When elected as the chairman of the social democratic Republican People’s Party (CHP) in 2010, Kemal Kılıçdaroğlu was nicknamed as Gandhi not only because of the physical resemblance but also the modest, but stubborn, approach he brought to Turkish politics. Kılıçdaroğlu has been the target of many criticisms so far for not being able to lead an effective opposition movement and campaign against landslide wins of President Tayyip Erdoğan, despite being able to increase his party’s vote potential from 21-22 level to 25-26 and keeping it there. That was until June 14, when an Istanbul court sentenced a CHP deputy, Enis Berberoğlu, to 25 years in jail on charges of terrorism and espionage for providing news material to a newspaper.
The next day, on June 15, he started a march from central Ankara, near the offices of the Prime Minister and the Justice Minister on the 450-km trail to where Berberoğlu was put in prison, calling it a “Justice March.” Erdoğan has denounced it as being not much different than the July 15, 2016, military coup attempt, which is believed to be masterminded by Fethullah Gülen, a U.S.-resident Islamist preacher. “The coup plotters used F-16s and tanks, and he [Kılıçdaroğlu] has this march,” Erdoğan had said. Kılıçdaroğlu replied to him: “We mean no harm to anyone, and we won’t fall into provocation traps.”

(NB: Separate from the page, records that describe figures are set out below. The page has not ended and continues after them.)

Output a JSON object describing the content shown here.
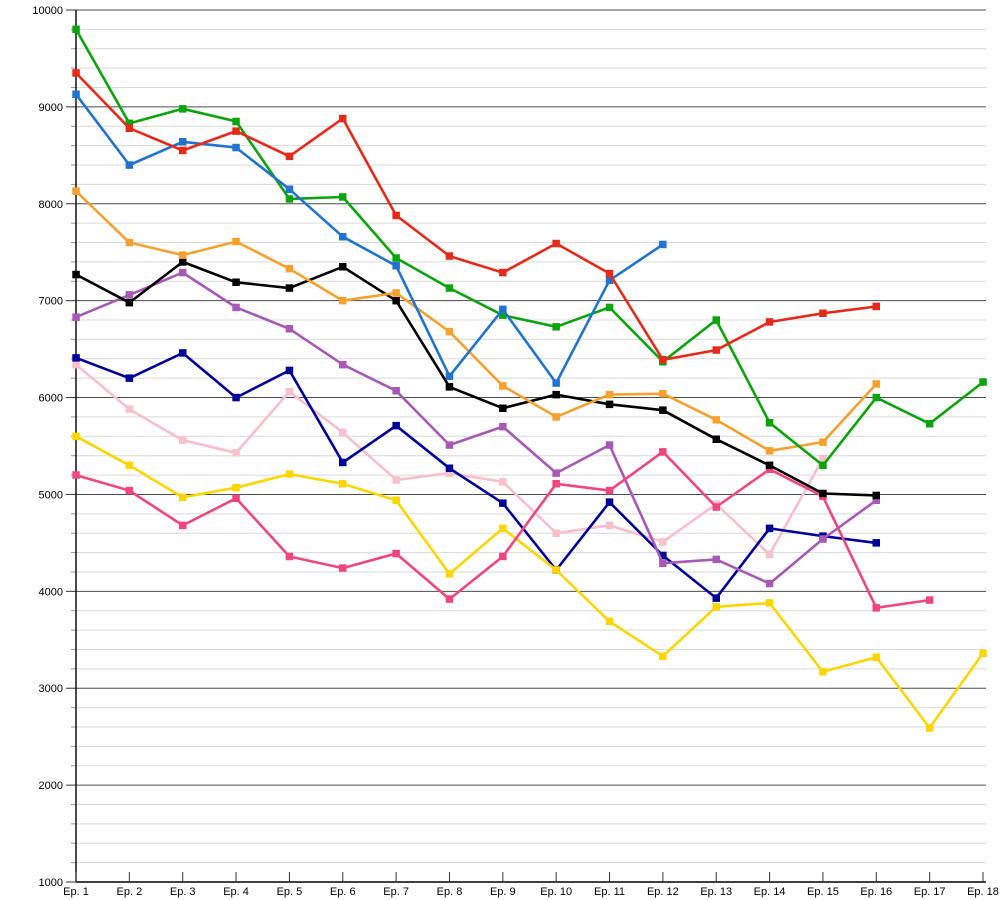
{
  "chart_data": {
    "type": "line",
    "title": "",
    "xlabel": "",
    "ylabel": "",
    "categories": [
      "Ep. 1",
      "Ep. 2",
      "Ep. 3",
      "Ep. 4",
      "Ep. 5",
      "Ep. 6",
      "Ep. 7",
      "Ep. 8",
      "Ep. 9",
      "Ep. 10",
      "Ep. 11",
      "Ep. 12",
      "Ep. 13",
      "Ep. 14",
      "Ep. 15",
      "Ep. 16",
      "Ep. 17",
      "Ep. 18"
    ],
    "ylim": [
      1000,
      10000
    ],
    "y_major_step": 1000,
    "y_minor_step": 200,
    "y_tick_labels": [
      "1000",
      "2000",
      "3000",
      "4000",
      "5000",
      "6000",
      "7000",
      "8000",
      "9000",
      "10000"
    ],
    "grid": true,
    "legend": "none",
    "marker": "square",
    "series": [
      {
        "name": "light-pink",
        "color": "#f8c0cc",
        "values": [
          6340,
          5880,
          5560,
          5430,
          6060,
          5640,
          5150,
          5220,
          5130,
          4600,
          4680,
          4510,
          4900,
          4380,
          5370
        ]
      },
      {
        "name": "navy",
        "color": "#000099",
        "values": [
          6410,
          6200,
          6460,
          6000,
          6280,
          5330,
          5710,
          5270,
          4910,
          4220,
          4920,
          4370,
          3930,
          4650,
          4570,
          4500
        ]
      },
      {
        "name": "yellow",
        "color": "#fdd600",
        "values": [
          5600,
          5300,
          4970,
          5070,
          5210,
          5110,
          4940,
          4180,
          4650,
          4220,
          3690,
          3330,
          3840,
          3880,
          3170,
          3320,
          2590,
          3360
        ]
      },
      {
        "name": "purple",
        "color": "#a75ab5",
        "values": [
          6830,
          7060,
          7290,
          6930,
          6710,
          6340,
          6070,
          5510,
          5700,
          5220,
          5510,
          4290,
          4330,
          4080,
          4540,
          4940
        ]
      },
      {
        "name": "deep-pink",
        "color": "#ef4680",
        "values": [
          5200,
          5040,
          4680,
          4960,
          4360,
          4240,
          4390,
          3920,
          4360,
          5110,
          5040,
          5440,
          4870,
          5260,
          4980,
          3830,
          3910
        ]
      },
      {
        "name": "black",
        "color": "#000000",
        "values": [
          7270,
          6980,
          7400,
          7190,
          7130,
          7350,
          7000,
          6110,
          5890,
          6030,
          5930,
          5870,
          5570,
          5300,
          5010,
          4990
        ]
      },
      {
        "name": "orange",
        "color": "#f6a12f",
        "values": [
          8130,
          7600,
          7470,
          7610,
          7330,
          7000,
          7080,
          6680,
          6120,
          5800,
          6030,
          6040,
          5770,
          5450,
          5540,
          6140
        ]
      },
      {
        "name": "green",
        "color": "#0ca40c",
        "values": [
          9800,
          8830,
          8980,
          8850,
          8050,
          8070,
          7440,
          7130,
          6850,
          6730,
          6930,
          6370,
          6800,
          5740,
          5300,
          6000,
          5730,
          6160
        ]
      },
      {
        "name": "blue",
        "color": "#2173cf",
        "values": [
          9130,
          8400,
          8640,
          8580,
          8150,
          7660,
          7360,
          6220,
          6910,
          6150,
          7210,
          7580
        ]
      },
      {
        "name": "red",
        "color": "#e62a1a",
        "values": [
          9350,
          8780,
          8550,
          8750,
          8490,
          8880,
          7880,
          7460,
          7290,
          7590,
          7280,
          6390,
          6490,
          6780,
          6870,
          6940
        ]
      }
    ],
    "colors": {
      "grid_major": "#4d4d4d",
      "grid_minor": "#d9d9d9",
      "axis": "#000000"
    }
  }
}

The CHP leader did not permit his supporters to use party flags, emblems and slogans other than placards with only “justice” written on them. The result is that not only CHP supporters, but many others from different walks of life of politics have started to show solidarity by walking with Kılıçdaroğlu, from former ruling Justice and Development Party (AK Party) ministers, to smaller left-wing parties rejecting violence. Kılıçdaroğlu on June 28 said according to a survey they carried out, almost all naysayers in the April 16 referendum, which asked citizens whether or not to shift to an executive presidency, supported the march, and a majority of Erdoğan supporters considered it with tolerance.

The march has left behind its second week on June 29, growing a line of kilometers-long participation of more than ten thousand people, amid an approaching heat wave in Turkey. The march is scheduled to end with a rally in Istanbul on July 9, on its 25th day, walking approximately 20 kilometers every day as Gandhi did.

Gandhi was 61 years old when he walked the “Salt March.” If 69-year-old Kılıçdaroğlu will complete his “Justice March,” he will break Gandhi’s "Salt March" record with only one day.